William Oddie makes an intriguing suggestion :
. . . [I]t might now be time seriously to start thinking about an unavoidable question: after John Henry Newman, who next? My answer is that it can only be Gilbert Keith Chesterton.
The obvious objection to this is that Chesterton was nothing like our idea of how a saint should look or behave. He was greatly given to the pleasures of the table; he was enormously, sometimes riotously funny; he was the opposite of Newman in so many respects (though Newman also had a brilliant sense of humour). The late Cardinal Emmet Carter described him on the 50th anniversary of his death as one of those “holy lay persons” who “have exercised a truly prophetic role within the Church and the world”, but he did not then believe that it would be possible to introduce a Cause for his ultimate canonisation, since he did “not think that we are sufficiently emancipated from certain concepts of sanctity” – though later he change his mind.
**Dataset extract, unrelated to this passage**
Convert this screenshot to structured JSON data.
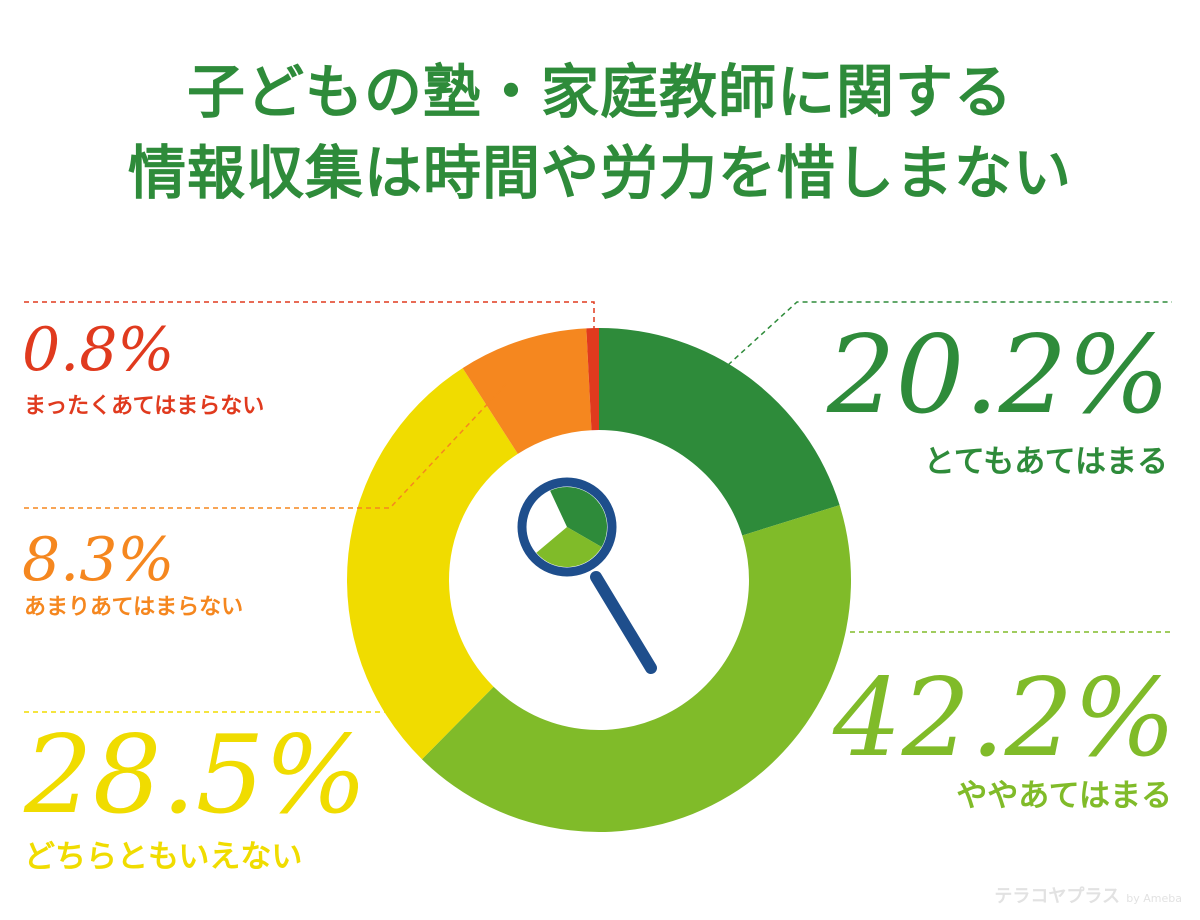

The distinguished historian J J Scarisbrick, however, thought that his sanctity was so clear that the opening of his Cause should indeed be seriously contemplated. “We all know,” he responded, “that he was an enormously good man as well as an enormous one.
GKC is certainly one of my favorite (small-s) saints. Not being Catholic, I have no clue how seriously the powers that be would take the suggestion. I suspect, though, that Isaac Edward Leibowitz would have an easier time making it through the canonization process.